Working with younger customers, who are starting to represent a larger share of the market, opens up a number of opportunities for brokers to have long-lasting relationships, according to James Reid, product development manager in lifestyle for Aviva Canada.

Traditionally, the average age of clients owning these products was around the mid-50s. These days, brokers are seeing a lot more people in their 30s.

“A lot of these [products] are being purchased by individuals earlier than you might assume,” Reid said. “If you grab them at your door and you get a good relationship with them, and they develop a real passion [for lifestyle products], then you could have a relationship with that customer for 25 years [as] they’re moving into this space.”

The key to the lifestyle product is understanding where your client is in their life. If they’re buying insurance to protect the boat they just bought, then maybe they plan on keeping it at their cottage, for which they also need coverage. Or perhaps they are soon going to accumulate other types of lifestyle products that will need insurance.

“It’s [about] trying to understand the customers who are just buying their first cottage, or just have bought their first boat,” Reid said. “One [opportunity for cross-selling] that we often see is, if someone is buying a 20-foot runabout, then there’s a good chance they have bought their first cottage, and vice versa.”

It’s important to look for those signs that a client may have a new, high-value item to insure. Since it’s not mandatory to have insurance for a boat, it’s not top of mind for a client to call their broker the same way they would if they bought a new car.

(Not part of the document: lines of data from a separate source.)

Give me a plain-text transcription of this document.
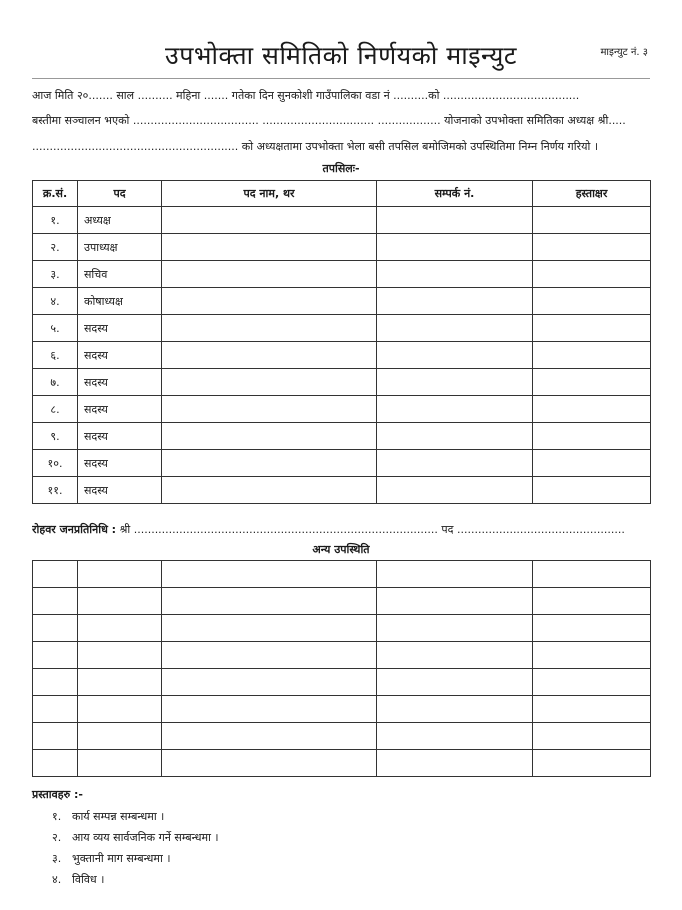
उपभोक्ता समितिको निर्णयको माइन्युट	माइन्युट नं. ३
आज मिति २०....... साल .......... महिना ....... गतेका दिन सुनकोशी गाउँपालिका वडा नं ..........को .......................................
बस्तीमा सञ्चालन भएको .................................... ................................ .................. योजनाको उपभोक्ता समितिका अध्यक्ष श्री.....
........................................................... को अध्यक्षतामा उपभोक्ता भेला बसी तपसिल बमोजिमको उपस्थितिमा निम्न निर्णय गरियो ।
तपसिलः-
क्र.सं.	पद	पद नाम, थर	सम्पर्क नं.	हस्ताक्षर
१.	अध्यक्ष			
२.	उपाध्यक्ष			
३.	सचिव			
४.	कोषाध्यक्ष			
५.	सदस्य			
६.	सदस्य			
७.	सदस्य			
८.	सदस्य			
९.	सदस्य			
१०.	सदस्य			
११.	सदस्य			
रोहवर जनप्रतिनिधि : श्री ....................................................................................... पद ................................................
अन्य उपस्थिति

प्रस्तावहरु :-
१. कार्य सम्पन्न सम्बन्धमा ।
२. आय व्यय सार्वजनिक गर्ने सम्बन्धमा ।
३. भुक्तानी माग सम्बन्धमा ।
४. विविध ।
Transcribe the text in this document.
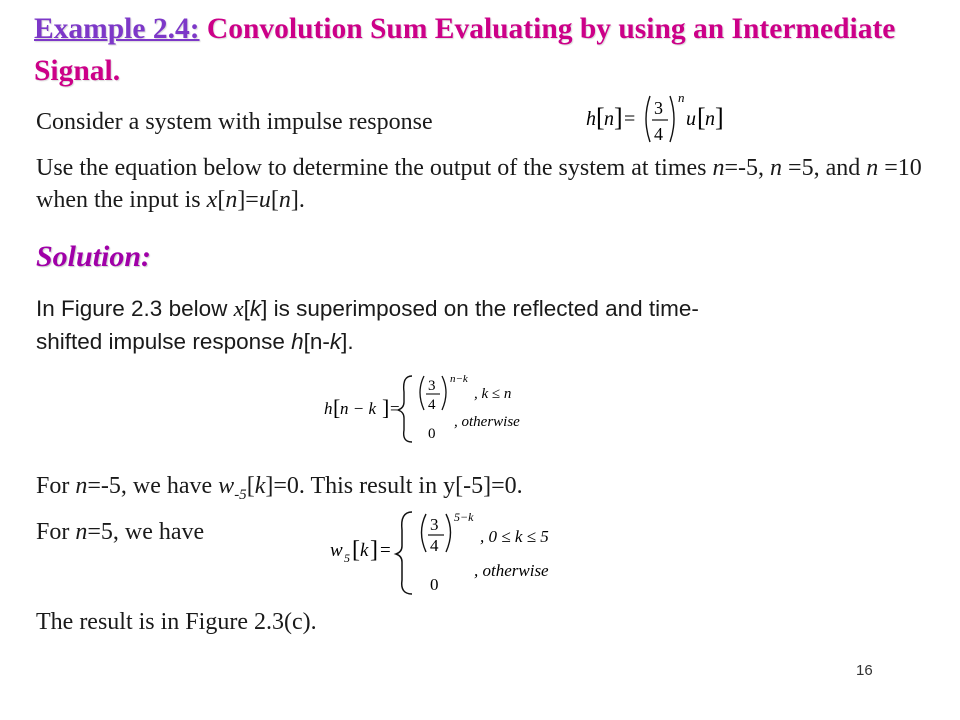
Example 2.4: Convolution Sum Evaluating by using an Intermediate Signal.
Consider a system with impulse response	h [ n ] = 3
4
n
u [ n ]
Use the equation below to determine the output of the system at times n=-5, n =5, and n =10 when the input is x[n]=u[n].
Solution:
In Figure 2.3 below x[k] is superimposed on the reflected and time-
shifted impulse response h[n-k].
h [ n − k ] =
3
4
n−k
, k ≤ n
0
, otherwise
For n=-5, we have $w_{-5}[k]=0$. This result in y[-5]=0.
For n=5, we have
w 5 [ k ] =
3
4
5−k
, 0 ≤ k ≤ 5
0
, otherwise
The result is in Figure 2.3(c).
16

“If they buy a car, they’re going to go to the broker to ask, ‘What do I need to do so I don’t get pulled over by the police?’” Reid said. “With vessels, with boats, even though they’re very valuable, there’s not always that association of, ‘I do need my liability coverage and my replacement cost policy in case this boat sinks or it gets damaged at the marina.’”

Collecting cars is also a good indicator that the insured may have other products that may require an insurance policy. For example, if someone is collecting cars, are they also collecting motorcycles?

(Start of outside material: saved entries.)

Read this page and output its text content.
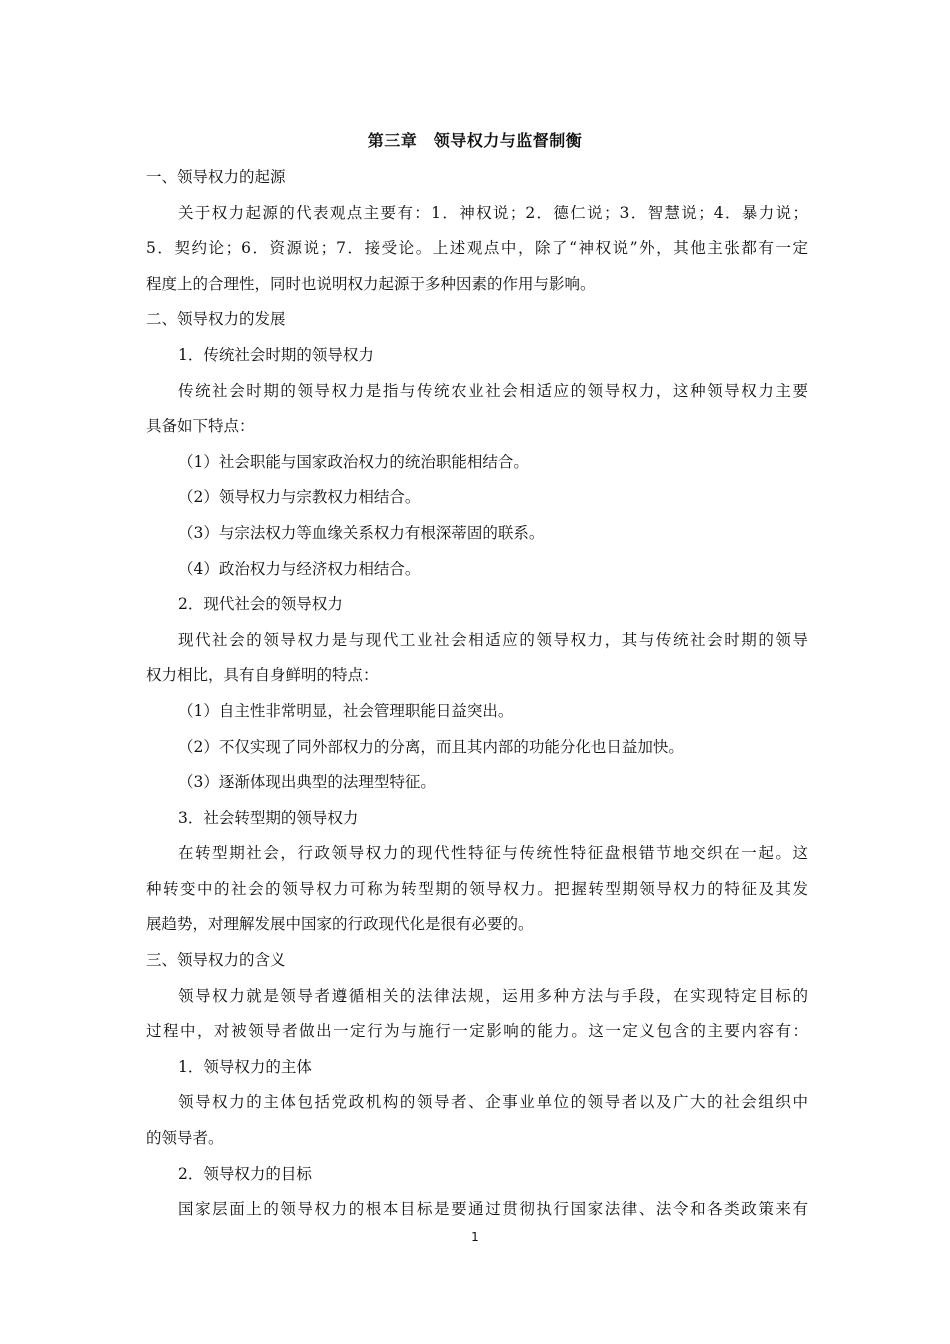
第三章　领导权力与监督制衡
一、领导权力的起源
关于权力起源的代表观点主要有：1．神权说；2．德仁说；3．智慧说；4．暴力说；
5．契约论；6．资源说；7．接受论。上述观点中，除了“神权说”外，其他主张都有一定
程度上的合理性，同时也说明权力起源于多种因素的作用与影响。
二、领导权力的发展
1．传统社会时期的领导权力
传统社会时期的领导权力是指与传统农业社会相适应的领导权力，这种领导权力主要
具备如下特点：
（1）社会职能与国家政治权力的统治职能相结合。
（2）领导权力与宗教权力相结合。
（3）与宗法权力等血缘关系权力有根深蒂固的联系。
（4）政治权力与经济权力相结合。
2．现代社会的领导权力
现代社会的领导权力是与现代工业社会相适应的领导权力，其与传统社会时期的领导
权力相比，具有自身鲜明的特点：
（1）自主性非常明显，社会管理职能日益突出。
（2）不仅实现了同外部权力的分离，而且其内部的功能分化也日益加快。
（3）逐渐体现出典型的法理型特征。
3．社会转型期的领导权力
在转型期社会，行政领导权力的现代性特征与传统性特征盘根错节地交织在一起。这
种转变中的社会的领导权力可称为转型期的领导权力。把握转型期领导权力的特征及其发
展趋势，对理解发展中国家的行政现代化是很有必要的。
三、领导权力的含义
领导权力就是领导者遵循相关的法律法规，运用多种方法与手段，在实现特定目标的
过程中，对被领导者做出一定行为与施行一定影响的能力。这一定义包含的主要内容有：
1．领导权力的主体
领导权力的主体包括党政机构的领导者、企事业单位的领导者以及广大的社会组织中
的领导者。
2．领导权力的目标
国家层面上的领导权力的根本目标是要通过贯彻执行国家法律、法令和各类政策来有
1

“There’s a good chance the average person who collects vintage Corvettes has an interest in vintage Harley Davidsons,” Reid said. “There’s definitely a correlation in that type of customer — they like big loud American metal.”

A trending purchase these days is trailers. Last season, as a result of COVID-19, many looked to enjoy a “staycation” in Canada. But even before the pandemic, people were buying trailers as their way to get out of the city. Some are also buying a new ‘toy’ such as Sea-Doo or ATV to take out on the weekend.

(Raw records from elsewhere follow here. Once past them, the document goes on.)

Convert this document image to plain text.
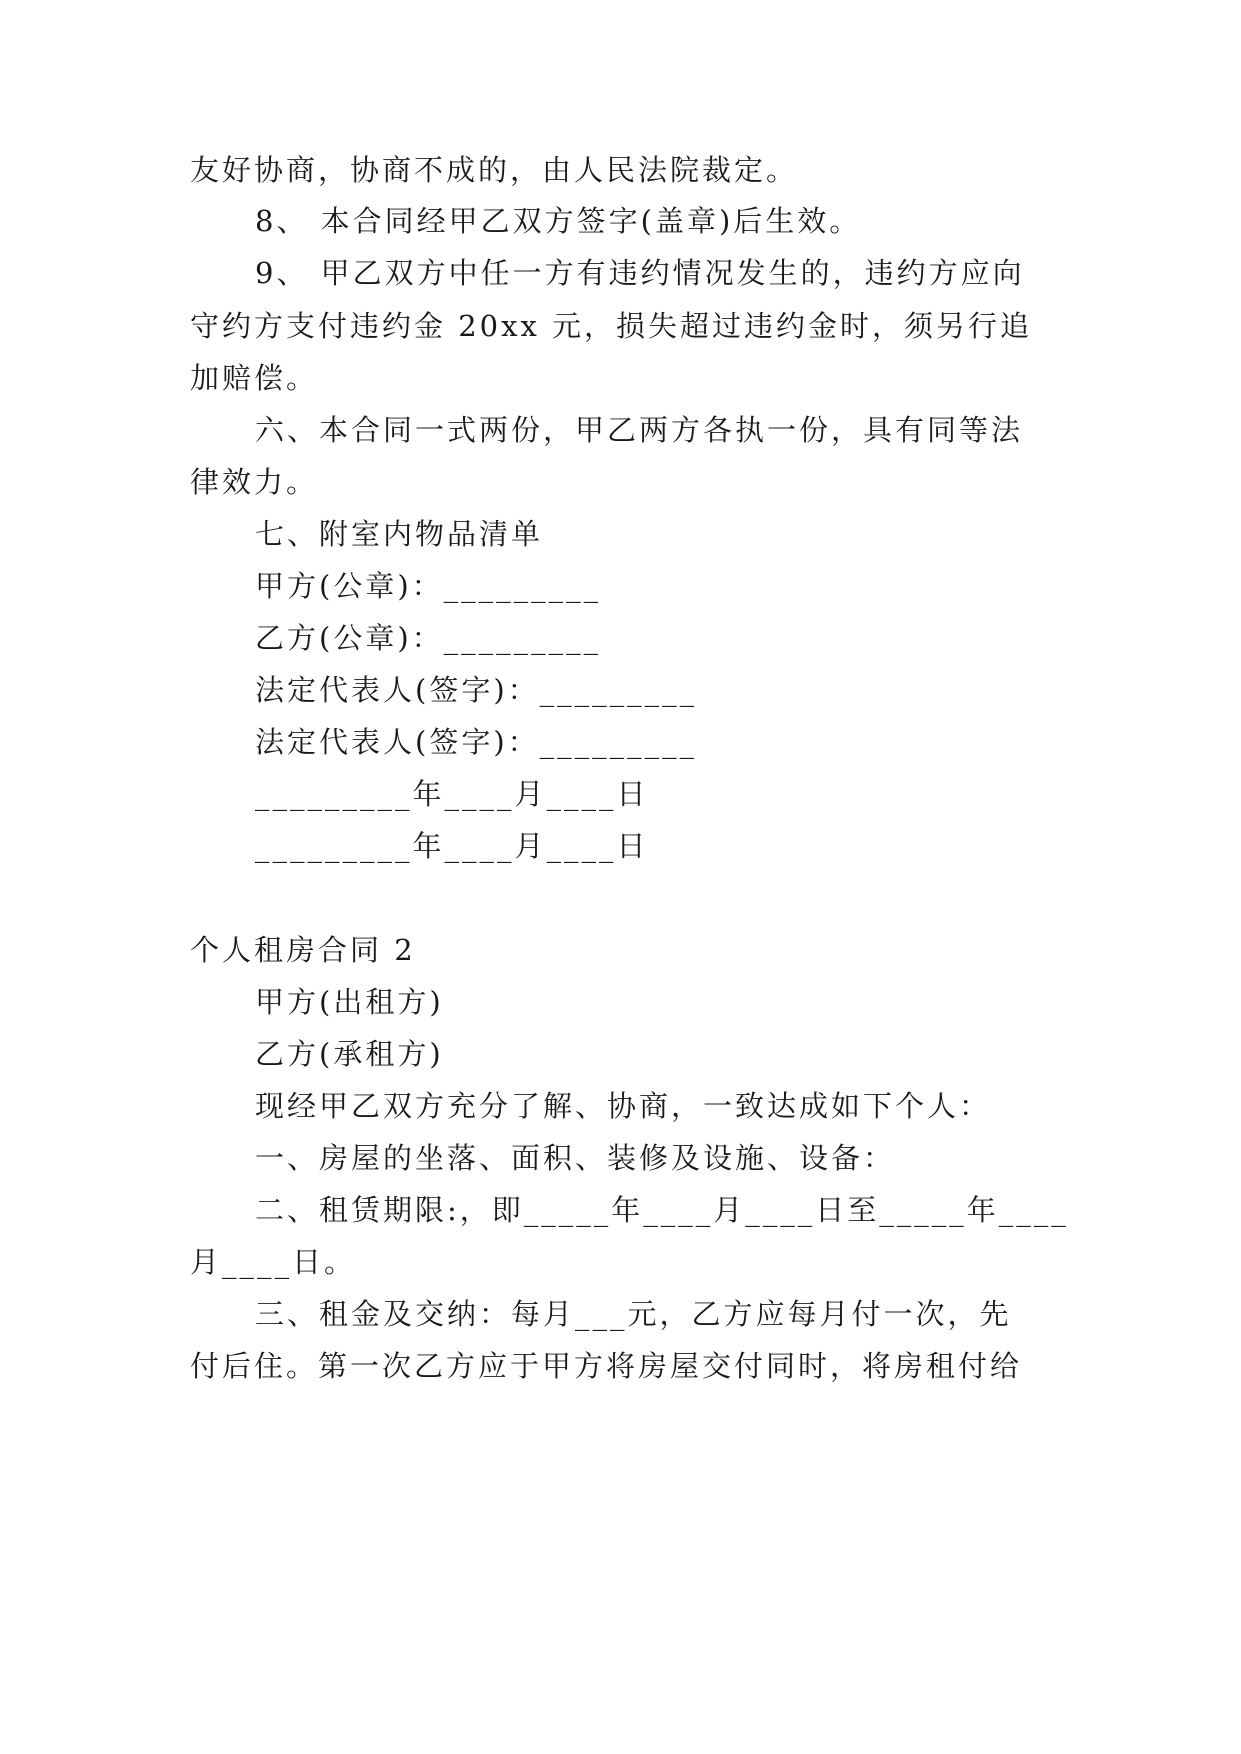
友好协商，协商不成的，由人民法院裁定。
8、 本合同经甲乙双方签字(盖章)后生效。
9、 甲乙双方中任一方有违约情况发生的，违约方应向
守约方支付违约金 20xx 元，损失超过违约金时，须另行追
加赔偿。
六、本合同一式两份，甲乙两方各执一份，具有同等法
律效力。
七、附室内物品清单
甲方(公章)：_________
乙方(公章)：_________
法定代表人(签字)：_________
法定代表人(签字)：_________
_________年____月____日
_________年____月____日
个人租房合同 2
甲方(出租方)
乙方(承租方)
现经甲乙双方充分了解、协商，一致达成如下个人：
一、房屋的坐落、面积、装修及设施、设备：
二、租赁期限:，即_____年____月____日至_____年____
月____日。
三、租金及交纳：每月___元，乙方应每月付一次，先
付后住。第一次乙方应于甲方将房屋交付同时，将房租付给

Reid’s point is that one purchase usually leads to another. Because these buyers are typically younger nowadays, they may acquire a second lifestyle product in five or 10 years, as they move through different stages of life. So establishing that relationship early on is key for brokers.

“So it’s around understanding and having that solution for them. A broker can actively engage and maximize their own cross-selling opportunities,” Reid said.